Where Can I Get a Cheap forest pot?

I have to say here that those who want to make bonsai cheaply are really spitting into the wind. Bonsai may not be the most expensive hobby in the world, but it does require that you spend some money. I know that's hard on kids and just-out-of-school adults, but that's the way it is.

Cheap tree, plus cheap pot equals I-don't-want-to-look-at-it bonsai. And I know, I know, it is all a "learning experience." But I just don't know what you can really learn.

With bonsai, you generally invest money or time. In my experience, you can learn an awful lot from just chopping up nursery stock and watching it re-grow. You can spend years learning how to reduce material and hardly spend any money at all.

Do you learn/accomplish more by starting with better materials? Maybe, but I don't think learning only happens with fancy pots & expensive stock. There's a lot that can be learned from just a seedling and the ground. Some of my biggest bonsai epiphanies have come from watching a $20 juniper procumbens grow out over 4-5 years.
 
Your creation stick root?
 
I thought about concrete BUT I cant remember how to make it safe for trees or the thread on it.
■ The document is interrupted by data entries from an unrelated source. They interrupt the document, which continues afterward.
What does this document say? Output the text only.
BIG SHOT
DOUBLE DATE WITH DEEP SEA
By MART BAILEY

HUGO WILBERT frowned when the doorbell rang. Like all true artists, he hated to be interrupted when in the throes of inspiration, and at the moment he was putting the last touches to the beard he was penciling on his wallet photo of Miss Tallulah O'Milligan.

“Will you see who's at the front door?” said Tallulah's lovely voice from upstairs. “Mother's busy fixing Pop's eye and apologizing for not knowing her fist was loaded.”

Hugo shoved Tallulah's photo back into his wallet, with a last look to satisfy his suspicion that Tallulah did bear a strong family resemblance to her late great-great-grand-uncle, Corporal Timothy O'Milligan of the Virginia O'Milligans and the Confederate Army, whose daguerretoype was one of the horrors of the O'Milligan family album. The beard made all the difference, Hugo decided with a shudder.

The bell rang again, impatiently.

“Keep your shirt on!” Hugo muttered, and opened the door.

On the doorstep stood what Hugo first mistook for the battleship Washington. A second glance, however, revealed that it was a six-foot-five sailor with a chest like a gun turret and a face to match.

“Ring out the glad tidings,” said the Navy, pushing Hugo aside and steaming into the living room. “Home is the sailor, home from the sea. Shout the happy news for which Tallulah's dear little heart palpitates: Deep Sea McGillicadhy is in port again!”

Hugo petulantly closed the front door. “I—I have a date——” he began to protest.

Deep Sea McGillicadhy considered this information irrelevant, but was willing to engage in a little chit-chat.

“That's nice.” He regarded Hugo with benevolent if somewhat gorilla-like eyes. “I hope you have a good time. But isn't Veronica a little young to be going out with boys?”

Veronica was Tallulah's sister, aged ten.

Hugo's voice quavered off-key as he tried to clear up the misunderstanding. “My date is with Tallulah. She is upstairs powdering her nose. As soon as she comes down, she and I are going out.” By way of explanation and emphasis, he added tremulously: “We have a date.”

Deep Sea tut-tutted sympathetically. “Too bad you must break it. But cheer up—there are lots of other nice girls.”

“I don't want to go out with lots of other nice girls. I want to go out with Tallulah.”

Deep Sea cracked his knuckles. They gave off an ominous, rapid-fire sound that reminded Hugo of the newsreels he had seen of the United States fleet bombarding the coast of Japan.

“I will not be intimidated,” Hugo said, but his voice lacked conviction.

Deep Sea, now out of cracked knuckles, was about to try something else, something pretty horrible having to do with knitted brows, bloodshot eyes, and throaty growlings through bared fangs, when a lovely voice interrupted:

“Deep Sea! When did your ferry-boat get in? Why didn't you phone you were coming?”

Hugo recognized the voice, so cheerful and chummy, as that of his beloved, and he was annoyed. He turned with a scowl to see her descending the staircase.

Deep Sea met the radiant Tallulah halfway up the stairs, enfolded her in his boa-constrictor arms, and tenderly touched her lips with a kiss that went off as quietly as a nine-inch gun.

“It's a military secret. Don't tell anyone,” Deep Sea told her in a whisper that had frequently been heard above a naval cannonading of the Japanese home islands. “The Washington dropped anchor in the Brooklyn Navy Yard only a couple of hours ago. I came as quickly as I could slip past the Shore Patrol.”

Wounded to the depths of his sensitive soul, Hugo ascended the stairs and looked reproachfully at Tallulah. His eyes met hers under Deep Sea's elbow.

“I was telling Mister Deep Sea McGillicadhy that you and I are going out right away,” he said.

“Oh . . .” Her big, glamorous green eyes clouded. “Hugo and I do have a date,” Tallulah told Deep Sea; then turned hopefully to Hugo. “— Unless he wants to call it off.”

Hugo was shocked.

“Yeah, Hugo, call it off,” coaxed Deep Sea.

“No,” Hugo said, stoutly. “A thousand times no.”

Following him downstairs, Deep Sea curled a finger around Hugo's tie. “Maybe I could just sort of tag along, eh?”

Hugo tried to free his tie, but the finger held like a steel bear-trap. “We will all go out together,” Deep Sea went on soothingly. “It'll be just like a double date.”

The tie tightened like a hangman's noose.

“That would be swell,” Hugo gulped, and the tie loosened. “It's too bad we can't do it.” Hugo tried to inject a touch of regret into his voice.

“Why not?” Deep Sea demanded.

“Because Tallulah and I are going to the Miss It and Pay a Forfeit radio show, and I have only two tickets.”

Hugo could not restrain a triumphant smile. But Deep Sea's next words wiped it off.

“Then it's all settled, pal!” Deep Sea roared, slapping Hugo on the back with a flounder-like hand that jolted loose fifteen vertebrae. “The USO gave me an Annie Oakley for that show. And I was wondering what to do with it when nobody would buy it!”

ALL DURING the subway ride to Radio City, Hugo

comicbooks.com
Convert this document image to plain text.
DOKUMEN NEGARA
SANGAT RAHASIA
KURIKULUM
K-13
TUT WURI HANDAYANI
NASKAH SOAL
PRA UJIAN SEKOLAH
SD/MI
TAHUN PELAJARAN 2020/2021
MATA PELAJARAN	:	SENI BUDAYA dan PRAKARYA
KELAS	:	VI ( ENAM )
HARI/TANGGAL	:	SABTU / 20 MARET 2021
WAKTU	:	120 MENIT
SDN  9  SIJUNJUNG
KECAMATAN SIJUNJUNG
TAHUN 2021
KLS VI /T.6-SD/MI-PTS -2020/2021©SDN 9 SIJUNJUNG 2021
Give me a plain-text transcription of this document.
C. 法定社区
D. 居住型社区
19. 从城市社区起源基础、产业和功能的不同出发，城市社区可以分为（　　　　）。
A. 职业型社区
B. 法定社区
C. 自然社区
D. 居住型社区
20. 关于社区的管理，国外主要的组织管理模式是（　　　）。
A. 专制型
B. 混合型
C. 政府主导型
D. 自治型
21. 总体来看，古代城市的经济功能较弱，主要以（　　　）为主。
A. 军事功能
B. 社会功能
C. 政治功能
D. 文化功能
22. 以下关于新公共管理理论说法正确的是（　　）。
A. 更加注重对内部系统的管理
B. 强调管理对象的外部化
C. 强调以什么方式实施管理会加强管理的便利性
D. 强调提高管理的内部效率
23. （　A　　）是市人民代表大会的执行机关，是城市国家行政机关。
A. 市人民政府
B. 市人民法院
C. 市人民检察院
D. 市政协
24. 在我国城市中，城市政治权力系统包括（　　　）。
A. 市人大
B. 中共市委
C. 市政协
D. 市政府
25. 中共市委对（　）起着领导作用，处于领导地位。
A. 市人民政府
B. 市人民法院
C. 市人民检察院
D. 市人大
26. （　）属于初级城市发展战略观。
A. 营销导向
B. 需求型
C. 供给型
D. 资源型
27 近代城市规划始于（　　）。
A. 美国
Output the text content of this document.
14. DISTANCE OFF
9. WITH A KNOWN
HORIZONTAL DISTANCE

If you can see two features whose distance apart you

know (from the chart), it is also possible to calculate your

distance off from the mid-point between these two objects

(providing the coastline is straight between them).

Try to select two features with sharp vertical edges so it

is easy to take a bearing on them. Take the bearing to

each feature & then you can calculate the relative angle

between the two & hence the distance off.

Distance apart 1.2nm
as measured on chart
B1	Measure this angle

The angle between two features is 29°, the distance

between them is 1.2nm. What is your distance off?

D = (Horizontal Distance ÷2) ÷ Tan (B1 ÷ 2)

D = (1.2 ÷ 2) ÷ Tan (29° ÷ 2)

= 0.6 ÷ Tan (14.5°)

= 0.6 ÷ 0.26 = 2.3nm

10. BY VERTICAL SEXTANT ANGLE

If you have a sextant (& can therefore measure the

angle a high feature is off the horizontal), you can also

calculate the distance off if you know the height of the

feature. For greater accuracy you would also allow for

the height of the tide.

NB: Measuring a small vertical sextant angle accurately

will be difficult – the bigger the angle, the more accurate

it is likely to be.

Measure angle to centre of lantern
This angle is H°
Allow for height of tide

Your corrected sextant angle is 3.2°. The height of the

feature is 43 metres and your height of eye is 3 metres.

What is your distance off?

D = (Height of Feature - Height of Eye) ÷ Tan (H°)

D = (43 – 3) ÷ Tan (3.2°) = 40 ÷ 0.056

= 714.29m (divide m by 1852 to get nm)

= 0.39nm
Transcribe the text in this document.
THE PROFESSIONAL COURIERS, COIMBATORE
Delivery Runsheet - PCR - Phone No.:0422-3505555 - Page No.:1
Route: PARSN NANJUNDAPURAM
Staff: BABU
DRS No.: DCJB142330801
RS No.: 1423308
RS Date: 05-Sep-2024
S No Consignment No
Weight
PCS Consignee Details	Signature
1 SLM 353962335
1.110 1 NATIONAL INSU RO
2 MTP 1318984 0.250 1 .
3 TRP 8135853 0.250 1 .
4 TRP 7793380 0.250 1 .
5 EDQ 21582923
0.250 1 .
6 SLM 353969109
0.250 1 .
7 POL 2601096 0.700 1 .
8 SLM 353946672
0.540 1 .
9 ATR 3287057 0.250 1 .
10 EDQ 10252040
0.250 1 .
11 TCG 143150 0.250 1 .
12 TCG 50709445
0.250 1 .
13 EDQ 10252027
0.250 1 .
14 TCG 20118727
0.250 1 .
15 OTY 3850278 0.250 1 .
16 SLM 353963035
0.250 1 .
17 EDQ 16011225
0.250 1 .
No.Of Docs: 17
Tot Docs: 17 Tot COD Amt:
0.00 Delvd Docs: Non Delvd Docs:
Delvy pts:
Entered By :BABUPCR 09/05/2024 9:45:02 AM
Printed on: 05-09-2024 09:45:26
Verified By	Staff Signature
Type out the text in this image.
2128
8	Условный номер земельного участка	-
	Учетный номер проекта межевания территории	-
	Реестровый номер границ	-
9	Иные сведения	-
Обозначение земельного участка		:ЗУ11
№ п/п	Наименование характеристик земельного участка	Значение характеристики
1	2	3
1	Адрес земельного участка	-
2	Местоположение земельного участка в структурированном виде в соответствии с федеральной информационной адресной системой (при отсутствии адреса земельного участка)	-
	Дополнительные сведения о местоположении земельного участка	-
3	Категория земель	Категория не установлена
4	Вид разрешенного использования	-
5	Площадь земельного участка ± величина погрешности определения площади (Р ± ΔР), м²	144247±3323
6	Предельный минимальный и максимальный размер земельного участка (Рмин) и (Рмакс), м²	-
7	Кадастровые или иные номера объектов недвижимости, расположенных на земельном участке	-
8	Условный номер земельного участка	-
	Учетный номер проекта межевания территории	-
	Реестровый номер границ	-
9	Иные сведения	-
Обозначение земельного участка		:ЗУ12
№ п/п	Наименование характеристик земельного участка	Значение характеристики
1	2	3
I don't remember that thread.
But the stuff I used worked.
It is here
http://bonsainut.com/index.php?threads/those-pot-materials.18202/

I'm sure there something better, that you don't have to sift the rock out of.
But the sealer item # is there.

Or you could make em now and water em till spring, and you should be fine.

.....Chuck is an awesome guy, and this could work.
http://www.ikerbonsaipots.com/primitive-bonsai-landscape-slab-15/

Every month or so, he fires a couple new ones. I like em!
Been waiting for one to suit some of my ideas.

Sorce
 
It is a very nice natural pot but I am looking for something quite a bit smaller yet deeper. I think they would dry out way too fast in that.

A good forest will live in a very shallow pot. Wide shallow pots stay wet longer than deep pots. Physics.